Re: Question about a8ea6fc9b089 ("sched: Stop PF_NO_SETAFFINITY from being inherited by various init system threads")
From: Valentin Schneider
Date: Fri Jun 11 2021 - 06:12:37 EST
On 10/06/21 13:17, Paul E. McKenney wrote:
> On Thu, Jun 10, 2021 at 07:28:57PM +0100, Valentin Schneider wrote:
>> On 10/06/21 10:04, Paul E. McKenney wrote:
>>
>> Hi,
>> > Hello, Frederic,
>> >
>> > This commit works well, but has the unfortunate side-effect of making
>> > smp_processor_id() complain when used in a preemptible region even
>> > though the kthread has been pinned onto a single CPU by a call to
>> > set_cpus_allowed_ptr(). (Which did return success.)
>> >
>>
>> On which tree are you encountering this?
>
> I bisected to this commit in -next tag next-20210609, and this commit
> could of course be an innocent bystander caught in the crossfire.
>
>> Looking at check_preemption_disabled() and CPU affinity, v5.13-rc5 has:
>>
>> /*
>> * Kernel threads bound to a single CPU can safely use
>> * smp_processor_id():
>> */
>> if (current->nr_cpus_allowed == 1)
>> goto out;
>>
>> tip/sched/core additionally hinges that on PF_NO_SETAFFINITY:
>>
>> 570a752b7a9b ("lib/smp_processor_id: Use is_percpu_thread() instead of nr_cpus_allowed")
>>
>> The former shouldn't be affected by Frederic's patch, and the latter should
>> only cause warnings if the pinned task isn't a "proper" kthread (thus
>> doesn't have PF_NO_SETAFFINITY)... Exceptions that come to mind are things
>> like UMH which doesn't use kthread_create().
>
> And reverting 570a752b7a9b ("lib/smp_processor_id: Use is_percpu_thread()

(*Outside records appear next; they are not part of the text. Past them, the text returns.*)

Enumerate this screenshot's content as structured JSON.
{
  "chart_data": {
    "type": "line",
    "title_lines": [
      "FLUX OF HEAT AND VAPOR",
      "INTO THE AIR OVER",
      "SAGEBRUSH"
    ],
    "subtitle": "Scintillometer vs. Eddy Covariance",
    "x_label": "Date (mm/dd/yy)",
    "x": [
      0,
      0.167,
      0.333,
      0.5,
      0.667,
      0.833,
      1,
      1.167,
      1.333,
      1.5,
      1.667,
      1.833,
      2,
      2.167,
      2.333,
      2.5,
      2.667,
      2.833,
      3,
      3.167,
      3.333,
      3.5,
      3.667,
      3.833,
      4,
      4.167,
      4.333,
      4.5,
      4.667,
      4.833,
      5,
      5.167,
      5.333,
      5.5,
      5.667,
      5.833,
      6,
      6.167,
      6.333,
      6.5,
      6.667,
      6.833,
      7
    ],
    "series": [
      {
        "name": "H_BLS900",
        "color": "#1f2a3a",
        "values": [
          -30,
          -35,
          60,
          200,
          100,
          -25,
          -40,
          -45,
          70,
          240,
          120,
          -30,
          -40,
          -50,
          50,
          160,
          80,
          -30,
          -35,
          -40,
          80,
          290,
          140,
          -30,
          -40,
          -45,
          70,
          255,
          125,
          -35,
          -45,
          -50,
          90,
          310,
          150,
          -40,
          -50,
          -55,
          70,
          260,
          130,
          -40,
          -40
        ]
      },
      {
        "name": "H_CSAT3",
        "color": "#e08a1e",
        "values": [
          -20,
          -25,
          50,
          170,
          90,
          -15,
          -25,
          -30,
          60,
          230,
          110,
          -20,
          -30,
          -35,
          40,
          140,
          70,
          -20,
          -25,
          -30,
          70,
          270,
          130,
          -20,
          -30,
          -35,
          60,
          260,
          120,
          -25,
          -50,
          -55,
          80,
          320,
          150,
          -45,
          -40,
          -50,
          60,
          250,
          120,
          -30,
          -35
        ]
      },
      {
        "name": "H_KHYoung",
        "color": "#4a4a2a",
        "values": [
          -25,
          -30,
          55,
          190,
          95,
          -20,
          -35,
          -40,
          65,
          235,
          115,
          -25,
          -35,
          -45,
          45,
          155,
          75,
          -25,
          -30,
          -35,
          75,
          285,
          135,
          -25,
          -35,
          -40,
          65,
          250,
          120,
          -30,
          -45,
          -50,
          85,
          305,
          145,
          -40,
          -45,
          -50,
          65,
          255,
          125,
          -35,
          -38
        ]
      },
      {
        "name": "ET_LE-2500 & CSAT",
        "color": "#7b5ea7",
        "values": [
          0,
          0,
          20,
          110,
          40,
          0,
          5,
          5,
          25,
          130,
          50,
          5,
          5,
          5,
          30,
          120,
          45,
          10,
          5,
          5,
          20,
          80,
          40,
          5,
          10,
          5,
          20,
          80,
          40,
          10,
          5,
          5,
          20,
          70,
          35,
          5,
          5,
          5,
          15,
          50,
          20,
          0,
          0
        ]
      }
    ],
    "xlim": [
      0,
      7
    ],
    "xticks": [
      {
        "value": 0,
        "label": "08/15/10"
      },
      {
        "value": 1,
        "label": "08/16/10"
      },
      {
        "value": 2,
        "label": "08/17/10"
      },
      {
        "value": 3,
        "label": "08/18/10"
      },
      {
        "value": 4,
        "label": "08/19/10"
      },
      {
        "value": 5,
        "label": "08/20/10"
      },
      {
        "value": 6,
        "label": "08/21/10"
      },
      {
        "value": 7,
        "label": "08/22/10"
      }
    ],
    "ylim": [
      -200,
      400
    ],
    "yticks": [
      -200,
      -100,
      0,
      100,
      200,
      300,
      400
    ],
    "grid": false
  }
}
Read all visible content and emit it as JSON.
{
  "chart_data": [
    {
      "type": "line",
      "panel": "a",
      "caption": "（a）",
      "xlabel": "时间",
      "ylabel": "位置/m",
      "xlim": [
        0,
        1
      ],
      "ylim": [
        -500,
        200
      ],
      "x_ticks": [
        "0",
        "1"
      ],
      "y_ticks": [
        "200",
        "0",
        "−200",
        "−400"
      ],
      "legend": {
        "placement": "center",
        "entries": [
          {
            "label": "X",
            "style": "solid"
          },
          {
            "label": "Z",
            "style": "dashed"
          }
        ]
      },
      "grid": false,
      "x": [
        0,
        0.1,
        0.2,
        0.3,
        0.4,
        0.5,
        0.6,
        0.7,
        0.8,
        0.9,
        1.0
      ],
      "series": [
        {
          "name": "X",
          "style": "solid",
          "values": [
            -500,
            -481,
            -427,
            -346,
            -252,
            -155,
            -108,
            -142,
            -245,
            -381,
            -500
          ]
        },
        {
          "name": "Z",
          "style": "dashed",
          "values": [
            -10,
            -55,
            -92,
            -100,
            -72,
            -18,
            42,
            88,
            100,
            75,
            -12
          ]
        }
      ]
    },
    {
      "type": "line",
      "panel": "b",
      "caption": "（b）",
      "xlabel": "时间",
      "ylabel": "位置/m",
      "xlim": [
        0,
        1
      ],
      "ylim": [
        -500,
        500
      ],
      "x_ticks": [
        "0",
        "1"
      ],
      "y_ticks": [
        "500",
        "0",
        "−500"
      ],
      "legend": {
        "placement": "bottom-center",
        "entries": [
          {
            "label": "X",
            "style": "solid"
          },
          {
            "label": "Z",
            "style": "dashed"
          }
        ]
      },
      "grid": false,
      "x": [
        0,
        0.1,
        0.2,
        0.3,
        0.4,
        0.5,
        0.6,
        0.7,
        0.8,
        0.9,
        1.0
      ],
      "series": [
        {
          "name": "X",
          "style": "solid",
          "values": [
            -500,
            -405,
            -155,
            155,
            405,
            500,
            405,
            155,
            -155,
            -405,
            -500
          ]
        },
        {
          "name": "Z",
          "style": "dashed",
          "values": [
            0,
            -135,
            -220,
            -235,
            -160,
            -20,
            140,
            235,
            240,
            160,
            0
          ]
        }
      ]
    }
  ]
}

> instead of nr_cpus_allowed") causes the kernel to once again be OK with
> smp_processor_id(), so thank you! And apologies to Frederic for the
> false alarm.
>
> Added Yejune on CC. Thoughts?
>
The way I see 570a752b7a9b is that, if a task is pinned to a single CPU but
doesn't have PF_NO_SETAFFINITY, then userspace can unpin it. This means it
ought to have entered check_preemption_disabled() with preemption disabled
- right now it may be pinned, but that can change at any minute, and
whatever code it is running needs to cope with that.
Could you share some details on which tasks you are hitting this with?